Portfolio school reform has created collateral damage across the school districts which have experimented with the idea. After the Chicago Public Schools, another district managed by portfolio school reform theory, closed 50 schools at the end of the 2013 school year, the University of Chicago’s Consortium on School Research, and separately a University of Chicago sociologist, Eve Ewing tracked widespread community grieving when neighborhoods lost the public school institutions that had anchored their neighborhoods.
But there have been other kinds of collateral damage beyond the tragedy of school closures. In a new piece for the NY Times, Eliza Shapiro documents how district-wide school choice in New York City has contributed to inequity along with racial and segregation.
One problem is inequitable access to information. Parents who can afford to pay for consultants and who have the skills and position to understand how to navigate the system are able to privilege their own children with access to the schools widely thought to be desirable. Shapiro explains: “There is a trick to getting to the front of the lines that clog sidewalks outside New York City’s top public high schools each fall. Parents who pay $200 for a newsletter compiled by a local admissions consultant know that they should arrive hours ahead of the scheduled start time for school tours. On a recent Tuesday, there were about a hundred mostly white parents queued up at 2:30 p.m. in the spitting rain outside of Beacon High School, some toting snacks and even a few folding chairs for the long wait. The doors of the highly selective, extremely popular school would not open for another two hours for the tour. Parents and students who arrived at the actual start time were in for a surprise.

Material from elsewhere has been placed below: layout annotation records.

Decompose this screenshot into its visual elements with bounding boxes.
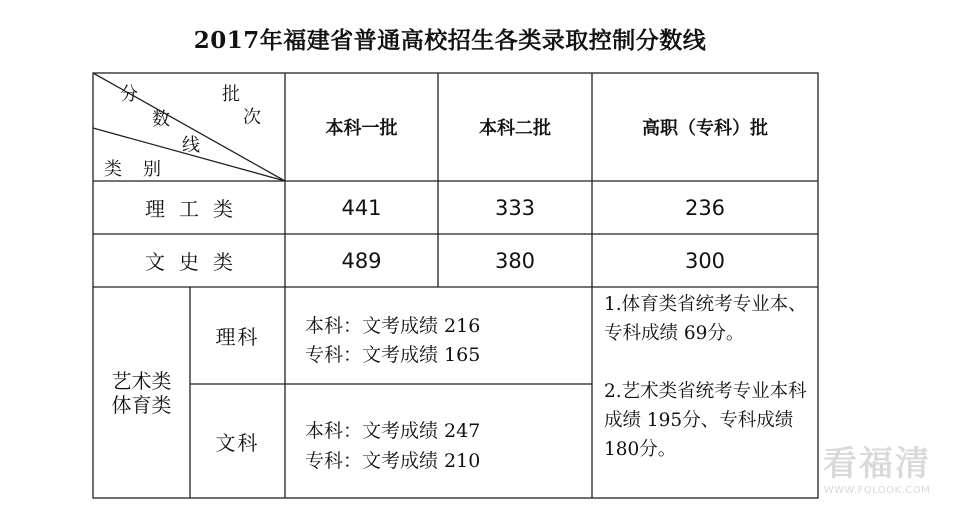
watermark-url: WWW.FQLOOK.COM — [823, 485, 931, 496]
row-category-art-sport — [93, 287, 190, 498]
watermark-brand: 看福清 — [823, 444, 931, 484]
art-sport-liberal-college: 专科：文考成绩 210 — [305, 450, 481, 472]
score-liberal-batch-1: 489 — [341, 248, 382, 273]
score-liberal-batch-2: 380 — [494, 248, 536, 273]
corner-label-pi: 批 — [222, 84, 240, 105]
header-batch-1: 本科一批 — [325, 118, 398, 139]
corner-label-lei: 类 — [104, 159, 122, 180]
score-liberal-vocational: 300 — [684, 248, 726, 273]
art-sport-science-undergrad: 本科：文考成绩 216 — [305, 315, 481, 337]
row-category-liberal-arts: 文史类 — [145, 250, 247, 274]
score-science-batch-2: 333 — [494, 195, 536, 220]
art-sport-science-college: 专科：文考成绩 165 — [305, 344, 481, 366]
corner-label-fen: 分 — [120, 84, 138, 105]
header-batch-2: 本科二批 — [479, 118, 551, 139]
art-sport-liberal-undergrad: 本科：文考成绩 247 — [305, 420, 481, 442]
corner-label-xian: 线 — [182, 135, 200, 156]
score-science-vocational: 236 — [684, 195, 726, 220]
art-sport-liberal-label: 文科 — [215, 430, 260, 455]
art-sport-science-label: 理科 — [215, 325, 260, 349]
page-title: 2017年福建省普通高校招生各类录取控制分数线 — [193, 27, 707, 54]
row-category-science: 理工类 — [145, 197, 247, 221]
category-art-label: 艺术类 — [111, 368, 172, 393]
header-vocational: 高职（专科）批 — [642, 118, 768, 139]
note-art: 2.艺术类省统考专业本科成绩 195分、专科成绩 180分。 — [604, 381, 807, 460]
corner-label-shu: 数 — [152, 109, 170, 130]
note-sport: 1.体育类省统考专业本、专科成绩 69分。 — [604, 294, 807, 344]
category-sport-label: 体育类 — [111, 392, 172, 417]
score-science-batch-1: 441 — [341, 195, 382, 220]
corner-label-ci: 次 — [243, 107, 261, 128]
corner-label-bie: 别 — [143, 159, 161, 180]
watermark-logo — [812, 436, 942, 496]
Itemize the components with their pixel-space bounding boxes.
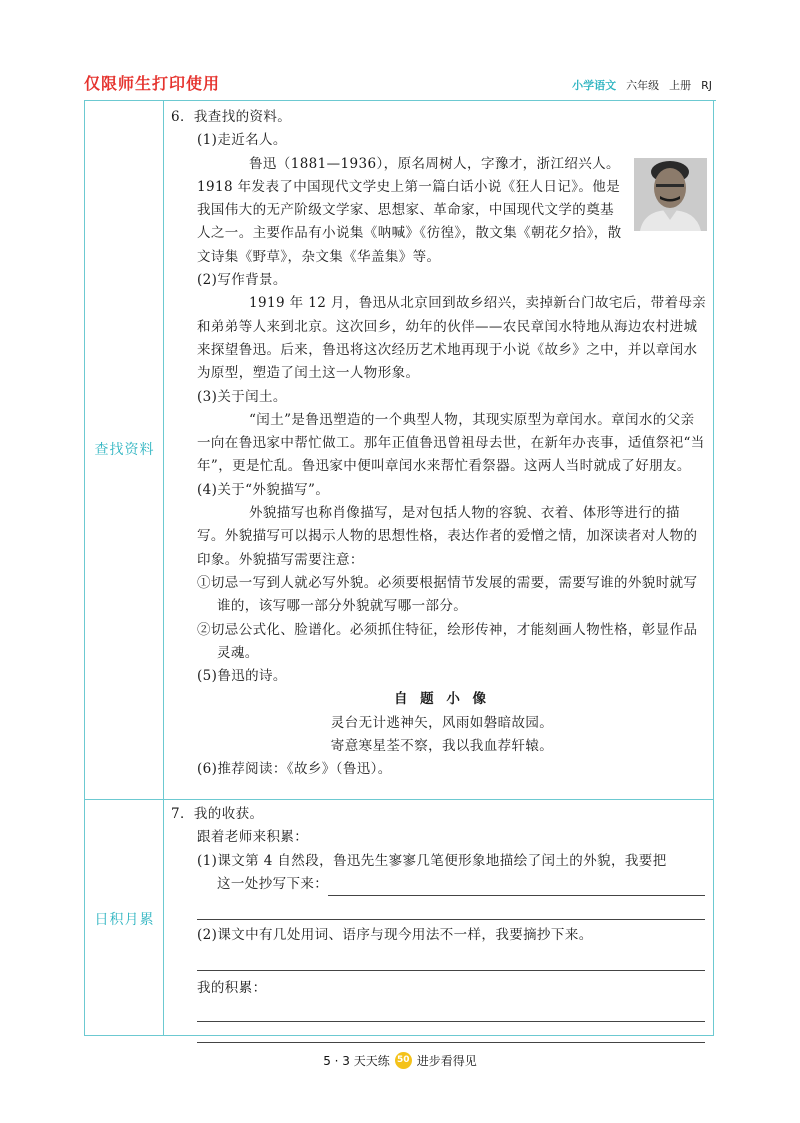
section-divider — [85, 799, 713, 800]
subsection-3-text: “闰土”是鲁迅塑造的一个典型人物，其现实原型为章闰水。章闰水的父亲一向在鲁迅家中帮忙做工。那年正值鲁迅曾祖母去世，在新年办丧事，适值祭祀“当年”，更是忙乱。鲁迅家中便叫章闰水来帮忙看祭器。这两人当时就成了好朋友。 — [197, 411, 705, 475]
section-label-research: 查找资料 — [94, 442, 155, 458]
page-number-badge: 50 — [395, 1052, 412, 1069]
subsection-6-text: (6)推荐阅读：《故乡》（鲁迅）。 — [197, 761, 392, 778]
subsection-4-title: (4)关于“外貌描写”。 — [197, 481, 330, 498]
book-info — [572, 77, 712, 93]
question-7-part-1: (1)课文第 4 自然段，鲁迅先生寥寥几笔便形象地描绘了闰土的外貌，我要把 — [197, 852, 667, 869]
print-watermark: 仅限师生打印使用 — [84, 74, 221, 93]
subsection-4-point-2: ②切忌公式化、脸谱化。必须抓住特征，绘形传神，才能刻画人物性格，彰显作品灵魂。 — [197, 621, 698, 661]
question-6-title: 6．我查找的资料。 — [171, 109, 292, 125]
answer-line-4[interactable] — [197, 1001, 705, 1022]
answer-line-2[interactable] — [197, 896, 705, 920]
subsection-1-intro: 鲁迅（1881—1936），原名周树人，字豫才，浙江绍兴人。 — [249, 155, 620, 172]
poem-title: 自 题 小 像 — [393, 691, 491, 708]
subsection-2-text: 1919 年 12 月，鲁迅从北京回到故乡绍兴，卖掉新台门故宅后，带着母亲和弟弟等人来到北京。这次回乡，幼年的伙伴——农民章闰水特地从海边农村进城来探望鲁迅。后来，鲁迅将这次经历艺术地再现于小说《故乡》之中，并以章闰水为原型，塑造了闰土这一人物形象。 — [197, 295, 707, 382]
footer-brand: 5 · 3 天天练 — [323, 1054, 390, 1068]
question-7-part-2: (2)课文中有几处用词、语序与现今用法不一样，我要摘抄下来。 — [197, 927, 593, 944]
section-label-column — [85, 101, 164, 1035]
subsection-1-title: (1)走近名人。 — [197, 132, 287, 149]
footer-slogan: 进步看得见 — [416, 1054, 477, 1068]
subsection-5-title: (5)鲁迅的诗。 — [197, 668, 287, 685]
poem-line-2: 寄意寒星荃不察，我以我血荐轩辕。 — [330, 738, 554, 755]
question-7-part-1-fill — [171, 873, 713, 896]
worksheet-frame — [84, 101, 714, 1036]
edition-label: RJ — [701, 78, 712, 92]
subsection-2-title: (2)写作背景。 — [197, 272, 287, 289]
subsection-4-point-1: ①切忌一写到人就必写外貌。必须要根据情节发展的需要，需要写谁的外貌时就写谁的，该写哪一部分外貌就写哪一部分。 — [197, 574, 698, 615]
poem-line-1: 灵台无计逃神矢，风雨如磐暗故园。 — [330, 714, 554, 731]
research-content — [171, 101, 713, 782]
answer-line-3[interactable] — [197, 947, 705, 971]
lu-xun-portrait-image — [634, 158, 707, 231]
answer-line-5[interactable] — [197, 1022, 705, 1043]
subject-label: 小学语文 — [572, 79, 617, 92]
my-accumulation-label: 我的积累： — [197, 980, 267, 997]
subsection-1-text: 1918 年发表了中国现代文学史上第一篇白话小说《狂人日记》。他是我国伟大的无产阶级文学家、思想家、革命家，中国现代文学的奠基人之一。主要作品有小说集《呐喊》《彷徨》，散文集《朝花夕拾》，散文诗集《野草》，杂文集《华盖集》等。 — [197, 178, 622, 265]
volume-label: 上册 — [669, 79, 692, 92]
subsection-4-text: 外貌描写也称肖像描写，是对包括人物的容貌、衣着、体形等进行的描写。外貌描写可以揭示人物的思想性格，表达作者的爱憎之情，加深读者对人物的印象。外貌描写需要注意： — [197, 505, 698, 568]
question-7-part-1-cont: 这一处抄写下来： — [217, 875, 329, 892]
accumulate-content — [171, 803, 713, 1043]
grade-label: 六年级 — [626, 79, 660, 92]
answer-line-1[interactable] — [328, 877, 705, 896]
question-7-title: 7．我的收获。 — [171, 806, 264, 822]
section-label-accumulate: 日积月累 — [94, 912, 155, 928]
question-7-intro: 跟着老师来积累： — [197, 829, 309, 846]
subsection-3-title: (3)关于闰土。 — [197, 388, 287, 405]
page-footer — [0, 1052, 800, 1069]
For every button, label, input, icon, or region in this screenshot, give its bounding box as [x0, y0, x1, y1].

The line of several thousand people had wrapped around itself, stretching for three midtown Manhattan blocks.”
My own children graduated from a racially and economically diverse public high school in Cleveland Heights, Ohio. Articles like Shapiro’s cause me to appreciate our family’s privilege in a way I had never really previously considered. From the time they entered Kindergarten, our children knew they would someday go to the big high school at the corner of Cedar and Lee. At a week-long summer music camp in our school district, middle school students play side-by-side with some of the members of the high school band and orchestra. Our daughter learned to know the high school tennis coach when he worked with younger students in the city recreation program. And the summer before his high school freshman year, our son, knowing that the high school cross country team worked out in a city park during August, went to the park and asked the coach if he could start working out with the team. High school for our children was a natural, predictable, and exciting transition. How lucky we were.